Women Are Half As Likely To Receive Defibrillation During A Cardiac Arrest Than Men

The reason? Our breasts.

Women are half as likely to receive defibrillation from a bystander during a cardiac arrest.

The findings come from a new study from the Baker Heart and Diabetes Institute and Ambulance Victoria, which looked at the role of bystanders in over 32,500 out-of-hospital cardiac arrests.

The study analysed data from the Victorian Ambulance Cardiac Arrest industry between 2002 and 2021, finding that only 5 percent of who had a cardiac arrest received defibrillation from a bystander, compared to 10 per cent of men.

Women are less likely to receive defibrillation from a bystander than men. (Credit: Getty )

The research supports similar findings in countries including The United States, Canada, Denmark, Netherlands and Sweden, which have shown reduced rates of bystander CPR for women compared to men.

Interviews with bystanders indicate that this disparity is due to people feeling uncomfortable with undressing women and publicly exposing their breasts.

Additionally, there are problems with resuscitation being taught on male mannequins and misunderstanding around female cardiac arrest symptoms, which may present differently to men’s.

In a statement released by the Baker Heart and Diabetes Institute, steps to change this statistic include teaching people CPR on mannequins with female anatomy to practice pad placement and defibrillation.

‘We know there may be some reasons why bystanders may not perform defibrillation on women but it is critical that we address these issues as they could mean the difference between life and death,” lead researcher and cardiologist, Dr Liz Paratz said in a statement.

“When it comes to defibrillation, people should keep in mind that in many cases, it is simply a matter of turning on the power and the Automated External Defibrillator (AED) will coach you through the rest of the steps with visual and/or audio prompts,” she says.

“If a person’s heart is beating normally, they don’t need a shock.
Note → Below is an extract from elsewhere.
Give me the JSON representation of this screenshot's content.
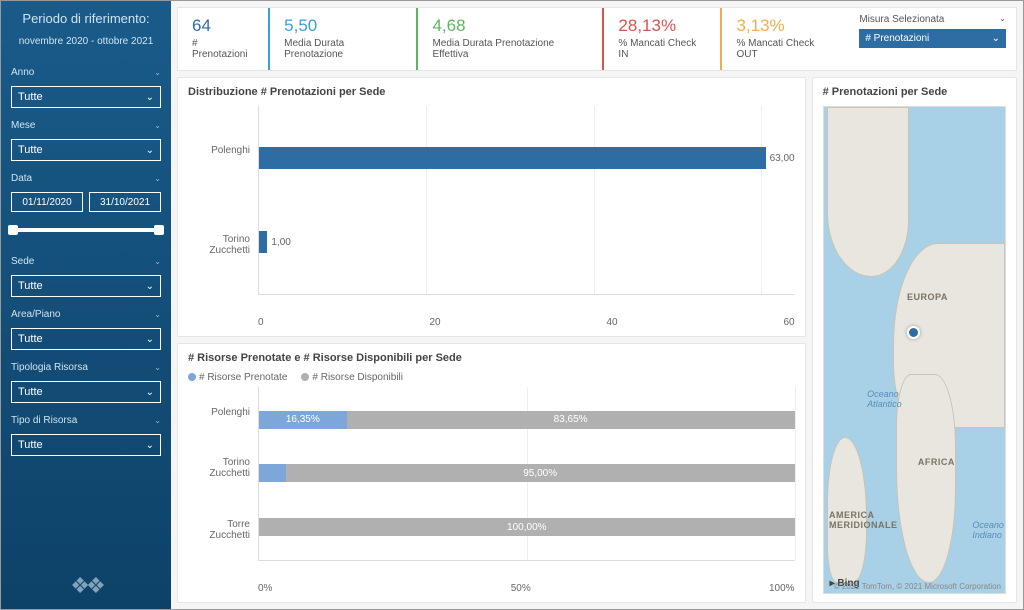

The AED will check this. It won’t give the person an electric shock unless it’s necessary. So, you can’t harm someone by using an AED.

“And if someone’s heart has stopped, please don’t be put off by embarrassment from getting defibrillator pads on their chest–it’s their best shot at surviving.”

With out-of-hospital cardiac arrest being one major cause of deaths worldwide, it’s critical that bystanders feel comfortable stepping in for someone, regardless of gender, until paramedics arrive.